Student makeup wows crowd

Natalie Murphy

nmurphy@foghornnews.com

@foghorn_murphy

Caitlynn Mitchell arrived at the Fine Arts Building three hours early to start applying her makeup for the 2 p.m. show.

“I started working on my character right after Halloween. My fiancé upset me so I decided to make my character eat him,” Mitchell said.

The class was tasked with not only creating a unique makeup design but also creating a full character with back-story and costume, said Shara Haghjoo, associate professor of drama.

The class got off to a rocky start after Hurricane Harvey put everyone almost a month behind schedule.

“This class was able to complete all the assignments and everyone is on time.

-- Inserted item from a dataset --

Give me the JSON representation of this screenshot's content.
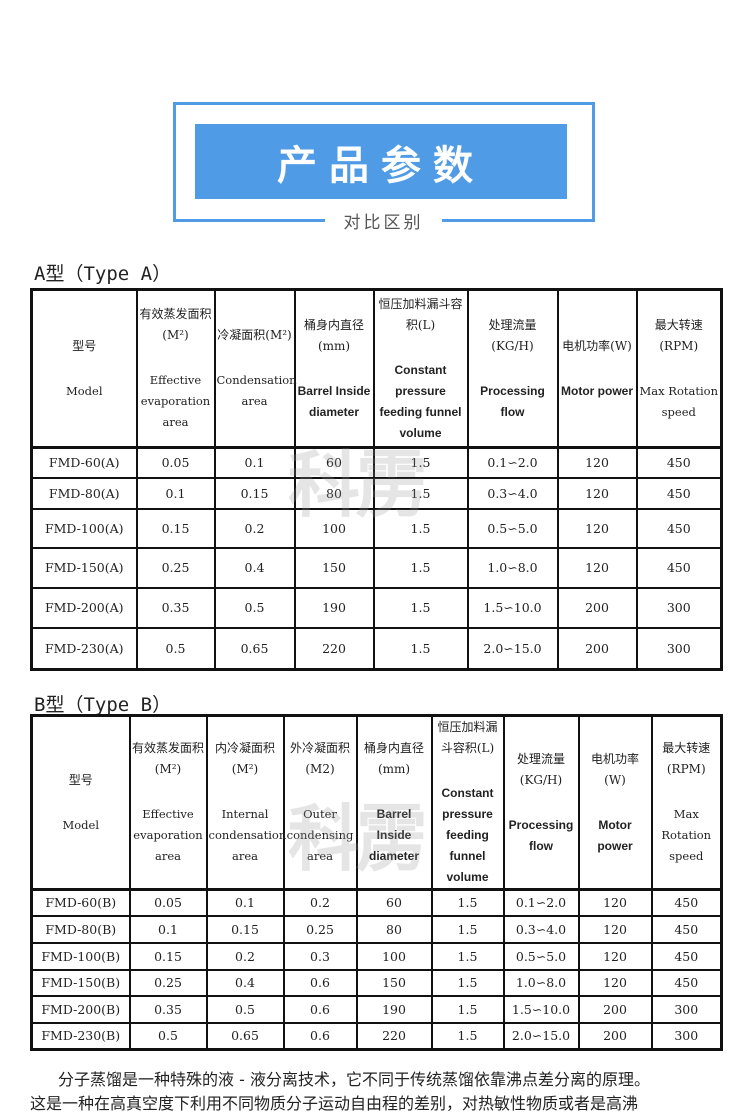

We didn’t cut anything out of the core syllabus,” Haghjoo said.

Haghjoo said there are about seven application techniques that must be learned before the students can complete the final project. One of those techniques is using the airbrush.

“We are now equipped with a full airbrush studio, that’s really important. It’s the standard now because of HD and 4K,” Haghjoo said.

Danielle Garza knew exactly what her character would look like when the assignment was first discussed.

“I already knew, I sat down and drew it out,” she said. “I was going for a mixture of elegance and sci-fi horror.

Garza said her “scales” were premade out of a mixture of glycerin, gelatin and water.

“I made the prosthetics over a period of three days. I made all the scales individually then put them all together,” Garza said.

Garza said she spent about an hour applying her prosthetic pieces before the show.

“The more you make beforehand the more time you save the day of,” Garza said.

Garza and Mitchell, along with several other students, had prosthetics applied directly to their eyebrows.

“The real fun starts when they get home and try to take those off without ‘waxing’ their eyebrows off,” Haghjoo said.

Mitchell explained there was a careful process that she and Garza would go through together, helping to ensure they’d both still be sporting brows.

“We have this stuff called Bond Off. Basically you shove a Q-tip under there and let it sit. Your partner has to make sure it’s ready to come so you don’t wax yourself accidently,” Mitchell said.

Eyebrows or not, Haghjoo says she’s thrilled with the final products, especially after the tumultuous start.

“I’m so proud of them. They’ve worked really hard,” Haghjoo said.